Aside from dispersion, spectal colour can also be used to simulate other interesting phenomenon such as thin film interference. Dichroic filters and anti-reflective coatings can be accurately simulated, along with more banal things like soap bubbles.

Spectral Skylight

displacementThis feature is actually rather broken at the moment. It's visible to camera rays, but not to indirect rays. I keep meaning to get it working again, but just haven't found the time. The picture shown was rendered with a very early, very buggy version of the renderer. I've only implemented the skylight section of the paper, not the aerial perspective bit. I want to implement the 1955 CIE overcast model and a physically correct night sky model as well.

This renderer has the beginning of support for polarization (semi-implemented, doesn't work), so I would eventually like to extent the daylight model to include the natural polarization present in the sky. Polarization would add even more complexity to what is already a stupifyingly complex pipeline, so I'm unsure if I'll ever go through with it. Support could add a lot of functionality though.

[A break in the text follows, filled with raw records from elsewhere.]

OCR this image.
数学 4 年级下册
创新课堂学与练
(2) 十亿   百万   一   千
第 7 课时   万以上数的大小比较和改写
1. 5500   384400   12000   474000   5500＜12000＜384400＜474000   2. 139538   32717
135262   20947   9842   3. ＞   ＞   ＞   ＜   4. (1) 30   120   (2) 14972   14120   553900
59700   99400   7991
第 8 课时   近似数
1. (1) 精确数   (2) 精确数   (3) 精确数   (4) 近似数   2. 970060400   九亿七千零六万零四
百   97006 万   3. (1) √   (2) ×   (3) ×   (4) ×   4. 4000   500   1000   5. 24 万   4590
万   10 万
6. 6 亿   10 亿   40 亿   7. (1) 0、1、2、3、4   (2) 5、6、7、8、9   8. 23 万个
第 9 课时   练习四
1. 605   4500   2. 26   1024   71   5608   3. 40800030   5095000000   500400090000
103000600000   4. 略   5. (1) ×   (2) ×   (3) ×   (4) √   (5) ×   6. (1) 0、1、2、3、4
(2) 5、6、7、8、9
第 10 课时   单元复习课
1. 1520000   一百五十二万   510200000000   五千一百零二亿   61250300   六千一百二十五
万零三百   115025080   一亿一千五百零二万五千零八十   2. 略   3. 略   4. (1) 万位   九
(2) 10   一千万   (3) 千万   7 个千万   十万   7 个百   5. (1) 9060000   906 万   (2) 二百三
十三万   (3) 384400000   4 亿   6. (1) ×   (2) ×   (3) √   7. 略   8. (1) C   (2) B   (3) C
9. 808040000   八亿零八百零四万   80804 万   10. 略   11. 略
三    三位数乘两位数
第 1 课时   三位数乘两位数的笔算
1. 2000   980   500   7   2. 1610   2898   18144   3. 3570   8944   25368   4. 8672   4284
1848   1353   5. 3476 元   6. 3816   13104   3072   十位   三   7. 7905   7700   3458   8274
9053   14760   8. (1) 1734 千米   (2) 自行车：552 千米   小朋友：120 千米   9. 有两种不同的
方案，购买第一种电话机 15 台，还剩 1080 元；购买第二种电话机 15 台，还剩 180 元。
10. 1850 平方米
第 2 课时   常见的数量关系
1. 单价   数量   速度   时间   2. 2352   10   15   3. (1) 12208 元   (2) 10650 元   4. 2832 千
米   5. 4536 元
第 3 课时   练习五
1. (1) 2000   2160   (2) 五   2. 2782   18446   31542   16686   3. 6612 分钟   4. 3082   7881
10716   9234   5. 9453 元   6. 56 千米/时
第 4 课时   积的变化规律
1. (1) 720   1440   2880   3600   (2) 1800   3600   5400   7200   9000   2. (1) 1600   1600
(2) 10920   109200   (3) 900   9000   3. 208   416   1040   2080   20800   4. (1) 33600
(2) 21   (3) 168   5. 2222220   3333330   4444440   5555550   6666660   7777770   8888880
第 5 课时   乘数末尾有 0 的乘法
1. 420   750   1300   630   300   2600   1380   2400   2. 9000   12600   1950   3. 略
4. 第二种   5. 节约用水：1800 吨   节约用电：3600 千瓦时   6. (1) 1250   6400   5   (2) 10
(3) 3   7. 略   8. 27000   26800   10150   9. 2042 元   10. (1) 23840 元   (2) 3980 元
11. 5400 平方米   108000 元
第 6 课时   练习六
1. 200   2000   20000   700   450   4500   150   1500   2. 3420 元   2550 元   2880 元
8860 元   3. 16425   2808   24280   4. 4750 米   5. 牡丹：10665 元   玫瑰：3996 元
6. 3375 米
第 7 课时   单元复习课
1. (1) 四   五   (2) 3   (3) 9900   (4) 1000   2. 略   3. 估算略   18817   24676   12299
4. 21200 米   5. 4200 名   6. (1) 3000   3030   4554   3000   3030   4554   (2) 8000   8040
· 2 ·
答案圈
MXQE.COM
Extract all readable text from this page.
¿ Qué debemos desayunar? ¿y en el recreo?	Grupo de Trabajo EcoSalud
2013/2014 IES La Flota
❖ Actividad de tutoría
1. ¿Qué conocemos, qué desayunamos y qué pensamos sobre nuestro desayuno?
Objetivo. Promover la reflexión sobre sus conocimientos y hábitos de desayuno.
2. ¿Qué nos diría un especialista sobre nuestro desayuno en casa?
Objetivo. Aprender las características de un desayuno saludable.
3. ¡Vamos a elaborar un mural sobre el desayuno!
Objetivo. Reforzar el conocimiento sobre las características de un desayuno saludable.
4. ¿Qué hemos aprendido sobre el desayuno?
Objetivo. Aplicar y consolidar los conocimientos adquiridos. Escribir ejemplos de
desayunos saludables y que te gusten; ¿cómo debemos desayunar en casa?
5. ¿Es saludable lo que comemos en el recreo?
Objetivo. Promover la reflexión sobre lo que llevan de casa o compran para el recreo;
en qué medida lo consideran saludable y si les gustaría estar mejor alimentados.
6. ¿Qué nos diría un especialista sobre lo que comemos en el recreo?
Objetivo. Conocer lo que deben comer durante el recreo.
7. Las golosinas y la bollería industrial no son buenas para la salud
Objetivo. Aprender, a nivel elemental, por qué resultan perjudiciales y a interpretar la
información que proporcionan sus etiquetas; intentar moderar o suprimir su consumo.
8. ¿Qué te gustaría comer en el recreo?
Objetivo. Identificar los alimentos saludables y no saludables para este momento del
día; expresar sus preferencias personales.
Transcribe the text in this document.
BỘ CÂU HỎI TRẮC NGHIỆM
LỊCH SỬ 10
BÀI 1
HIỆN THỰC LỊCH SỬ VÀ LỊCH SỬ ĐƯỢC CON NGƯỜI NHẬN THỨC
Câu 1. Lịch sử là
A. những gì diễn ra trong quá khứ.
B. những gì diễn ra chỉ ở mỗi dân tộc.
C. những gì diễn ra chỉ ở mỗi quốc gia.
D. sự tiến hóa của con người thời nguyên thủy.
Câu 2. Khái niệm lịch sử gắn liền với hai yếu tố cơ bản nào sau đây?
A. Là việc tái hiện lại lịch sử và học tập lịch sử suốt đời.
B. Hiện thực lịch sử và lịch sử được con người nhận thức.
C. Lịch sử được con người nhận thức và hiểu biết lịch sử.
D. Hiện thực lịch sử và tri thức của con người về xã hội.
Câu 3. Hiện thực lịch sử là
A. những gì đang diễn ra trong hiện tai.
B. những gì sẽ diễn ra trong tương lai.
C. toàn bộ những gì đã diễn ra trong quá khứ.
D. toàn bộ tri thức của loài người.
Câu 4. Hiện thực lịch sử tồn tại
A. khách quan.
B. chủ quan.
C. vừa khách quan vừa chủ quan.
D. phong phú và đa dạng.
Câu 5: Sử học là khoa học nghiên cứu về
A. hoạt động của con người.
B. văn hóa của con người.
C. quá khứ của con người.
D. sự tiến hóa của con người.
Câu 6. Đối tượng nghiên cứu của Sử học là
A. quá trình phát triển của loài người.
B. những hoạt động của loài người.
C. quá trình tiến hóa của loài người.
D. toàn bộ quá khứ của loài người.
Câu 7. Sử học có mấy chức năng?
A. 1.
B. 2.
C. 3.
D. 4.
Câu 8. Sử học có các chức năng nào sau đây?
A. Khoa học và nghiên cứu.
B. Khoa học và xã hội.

Especially to the camera model, which could then simulate polarizing filters.

In addition to physical models, the renderer is free to use a simple texture over the sky dome.

Physical Camera and "Film"

displacementThe camera model attempts to simulate a real camera as closely as possible. All of the settings you would find on a real camera are present. Focus, shutter speed, f-stop, and film ISO rating. Only spherical and planar lens elements are supported current, although aspherical elements would be simple to add.

There's also a very simple filter system. Right now it's limited to simple colour filters, but I've got plans to implement a filter micro geometry system that can be used to simulate soft-focus, diffusion, and cheesy special effects filters.